UK MiFIR PRODUCT GOVERNANCE / PROFESSIONAL INVESTORS AND ECPS ONLY TARGET MARKET – Solely for the purposes of each manufacturer's product approval process, the target market assessment in respect of the Covered Bonds has led to the conclusion that: (i) the target market for the Covered Bonds is eligible counterparties only, as defined in the FCA Handbook Conduct of Business Sourcebook ("COBS"), and professional clients, as defined in Regulation (EU) No 600/2014 as it forms part of U.K. domestic law by virtue of the European Union (Withdrawal) Act 2018 (the "EUWA") ("UK MiFIR"); and (ii) all channels for distribution of the Covered Bonds to eligible counterparties and professional clients are appropriate. Any person subsequently offering, selling or recommending the Covered Bonds (a "UK distributor") should take into consideration the manufacturers' target market assessment; however, a UK distributor subject to FCA Handbook Product Intervention and Product Governance Sourcebook (the "UK MiFIR Product Governance Rules") is responsible for undertaking its own target market assessment in respect of the Covered Bonds (by either adopting or refining the manufacturers' target market assessment) and determining appropriate distribution channels.
IMPORTANT – PROHIBITION OF SALES TO UK RETAIL INVESTORS: The Covered Bonds are not intended to be offered, sold or otherwise made available to and should not be offered, sold or otherwise made available to any retail investor in the United Kingdom (the "U.K.").

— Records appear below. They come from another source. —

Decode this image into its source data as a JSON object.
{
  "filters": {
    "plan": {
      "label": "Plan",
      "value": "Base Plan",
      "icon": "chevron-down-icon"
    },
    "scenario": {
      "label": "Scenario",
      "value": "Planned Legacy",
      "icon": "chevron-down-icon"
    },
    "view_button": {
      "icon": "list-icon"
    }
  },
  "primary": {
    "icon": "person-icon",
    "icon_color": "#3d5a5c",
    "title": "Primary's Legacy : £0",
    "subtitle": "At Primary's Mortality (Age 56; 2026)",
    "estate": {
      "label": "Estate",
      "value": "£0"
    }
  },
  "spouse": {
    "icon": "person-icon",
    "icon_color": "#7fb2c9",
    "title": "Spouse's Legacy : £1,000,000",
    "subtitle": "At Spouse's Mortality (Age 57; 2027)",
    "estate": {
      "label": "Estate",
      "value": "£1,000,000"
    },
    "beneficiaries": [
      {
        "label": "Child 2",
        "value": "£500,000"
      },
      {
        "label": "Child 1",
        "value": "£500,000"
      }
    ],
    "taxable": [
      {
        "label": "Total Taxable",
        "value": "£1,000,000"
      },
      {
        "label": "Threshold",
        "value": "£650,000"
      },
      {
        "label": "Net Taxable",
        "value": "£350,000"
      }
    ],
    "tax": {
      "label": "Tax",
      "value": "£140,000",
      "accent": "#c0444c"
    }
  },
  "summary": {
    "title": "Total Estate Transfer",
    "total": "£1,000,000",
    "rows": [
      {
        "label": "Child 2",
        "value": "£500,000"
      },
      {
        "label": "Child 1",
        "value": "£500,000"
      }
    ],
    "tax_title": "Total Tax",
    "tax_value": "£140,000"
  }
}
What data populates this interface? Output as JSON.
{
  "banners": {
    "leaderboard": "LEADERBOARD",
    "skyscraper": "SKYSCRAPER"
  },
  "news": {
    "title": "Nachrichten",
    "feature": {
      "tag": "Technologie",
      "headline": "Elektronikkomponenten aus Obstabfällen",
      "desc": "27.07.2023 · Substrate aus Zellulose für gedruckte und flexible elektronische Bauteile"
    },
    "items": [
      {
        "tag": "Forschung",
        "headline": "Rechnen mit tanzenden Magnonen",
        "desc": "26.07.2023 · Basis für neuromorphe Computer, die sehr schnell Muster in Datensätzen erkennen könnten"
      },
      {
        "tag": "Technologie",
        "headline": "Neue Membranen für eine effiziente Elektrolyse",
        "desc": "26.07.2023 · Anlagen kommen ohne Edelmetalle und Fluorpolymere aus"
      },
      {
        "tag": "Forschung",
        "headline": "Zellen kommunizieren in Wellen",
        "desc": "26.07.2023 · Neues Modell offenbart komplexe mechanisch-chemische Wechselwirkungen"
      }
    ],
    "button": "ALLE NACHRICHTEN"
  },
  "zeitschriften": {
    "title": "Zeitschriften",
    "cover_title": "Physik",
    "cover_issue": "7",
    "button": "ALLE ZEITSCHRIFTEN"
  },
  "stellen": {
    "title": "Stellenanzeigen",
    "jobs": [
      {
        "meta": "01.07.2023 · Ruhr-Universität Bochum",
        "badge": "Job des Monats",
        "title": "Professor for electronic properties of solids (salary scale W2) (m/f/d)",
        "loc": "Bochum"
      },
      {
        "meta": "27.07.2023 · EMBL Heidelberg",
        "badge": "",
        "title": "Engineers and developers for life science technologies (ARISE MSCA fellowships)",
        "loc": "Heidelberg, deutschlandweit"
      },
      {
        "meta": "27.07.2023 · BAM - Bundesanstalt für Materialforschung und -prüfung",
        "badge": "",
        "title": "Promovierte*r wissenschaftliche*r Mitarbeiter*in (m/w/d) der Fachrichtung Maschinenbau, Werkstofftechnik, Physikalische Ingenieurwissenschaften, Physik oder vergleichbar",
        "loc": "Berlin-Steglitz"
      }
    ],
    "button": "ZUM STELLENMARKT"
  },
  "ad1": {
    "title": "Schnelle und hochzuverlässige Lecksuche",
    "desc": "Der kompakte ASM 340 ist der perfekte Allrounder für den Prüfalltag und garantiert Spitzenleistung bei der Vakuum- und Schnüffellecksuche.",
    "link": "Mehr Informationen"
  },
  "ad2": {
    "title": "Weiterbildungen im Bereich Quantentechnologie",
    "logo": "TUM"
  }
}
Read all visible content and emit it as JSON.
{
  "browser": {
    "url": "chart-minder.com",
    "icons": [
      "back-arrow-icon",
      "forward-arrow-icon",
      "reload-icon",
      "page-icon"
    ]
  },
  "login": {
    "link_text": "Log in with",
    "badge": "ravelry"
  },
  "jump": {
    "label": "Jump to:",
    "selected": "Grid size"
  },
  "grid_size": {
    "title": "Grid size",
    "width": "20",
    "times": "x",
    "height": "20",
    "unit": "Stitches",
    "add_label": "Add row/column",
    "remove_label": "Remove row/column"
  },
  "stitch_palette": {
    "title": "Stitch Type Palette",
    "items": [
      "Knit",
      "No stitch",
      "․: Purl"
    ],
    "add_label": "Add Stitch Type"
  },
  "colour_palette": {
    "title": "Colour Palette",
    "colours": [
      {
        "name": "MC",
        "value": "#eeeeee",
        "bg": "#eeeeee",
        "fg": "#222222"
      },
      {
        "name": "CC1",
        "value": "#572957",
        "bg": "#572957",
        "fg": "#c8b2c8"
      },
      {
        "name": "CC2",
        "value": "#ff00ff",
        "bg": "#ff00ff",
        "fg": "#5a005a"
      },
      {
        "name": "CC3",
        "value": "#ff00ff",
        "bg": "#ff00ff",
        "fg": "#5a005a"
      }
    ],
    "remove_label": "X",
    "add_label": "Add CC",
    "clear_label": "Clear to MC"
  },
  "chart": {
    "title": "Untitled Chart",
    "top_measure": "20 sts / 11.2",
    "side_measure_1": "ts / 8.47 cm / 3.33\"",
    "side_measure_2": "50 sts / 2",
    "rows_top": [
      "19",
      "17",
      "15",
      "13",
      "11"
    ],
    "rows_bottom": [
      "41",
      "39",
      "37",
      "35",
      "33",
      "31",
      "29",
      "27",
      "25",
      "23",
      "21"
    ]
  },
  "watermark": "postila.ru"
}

For these purposes, a retail investor means a person who is one (or more) of: (i) a retail client as defined in point (8) of Article 2 of Regulation (EU) No 2017/565 as it forms part of U.K. domestic law by virtue of the EUWA; or (ii) a customer within the meaning of the provisions of the FSMA and any rules or regulations made under the FSMA to implement Directive (EU) 2016/97, where that customer would not qualify as a professional client, as defined in point (8) of Article 2(1) of Regulation (EU) No 600/2014 as it forms part of U.K. domestic law by virtue of the EUWA. Consequently, no key information document required by Regulation (EU) No 1286/2014 as it forms part of U.K. domestic law by virtue of the EUWA (the "UK PRIIPs Regulation") for offering or selling the Covered Bonds or otherwise making them available to retail investors in the U.K has been prepared and therefore offering or selling the Covered Bonds or otherwise making them available to any retail investor in the U.K. may be unlawful under the UK PRIIPs Regulation.
IMPORTANT – PROHIBITION OF SALES TO EEA RETAIL INVESTORS: The Covered Bonds are not intended to be offered, sold or otherwise made available to and should not be offered, sold or otherwise made available to any retail investor in the European Economic Area ("EEA"). For these purposes, a retail investor means a person who is one (or more) of: (i) a retail client as defined in point (11) of Article 4(1) of MiFID II; or (ii) a customer within the meaning of Directive (EU) 2016/97 (as amended or superseded, the "Insurance Distribution Directive"), where that customer would not qualify as a professional client as defined in point (10) of Article 4(1) of MiFID II. Consequently, no key information document required by Regulation (EU) No 1286/2014 (as amended, the "EU PRIIPs Regulation") for
offering or selling the Covered Bonds or otherwise making them available to retail investors in the EEA has been prepared and therefore offering or selling the Covered Bonds or otherwise making them available to any retail investor in the EEA may be unlawful under the EU PRIIPs Regulation.
The Covered Bonds and the Covered Bond Guarantee (as defined below) have not been and will not be registered under the United States Securities Act of 1933, as amended (the "Securities Act"), and may not be offered or sold in the United States or to, or for the benefit of, U.S. persons (as defined in Regulation S under the Securities Act) unless such securities are registered under the Securities Act or pursuant to an exemption from, or in a transaction not subject to, the registration requirements of the Securities Act. See "Form of the Covered Bonds" for a description of the manner in which Covered Bonds will be issued. Registered Covered Bonds (as defined below) are subject to certain restrictions on transfer: see "Subscription and Sale and Transfer and Selling Restrictions".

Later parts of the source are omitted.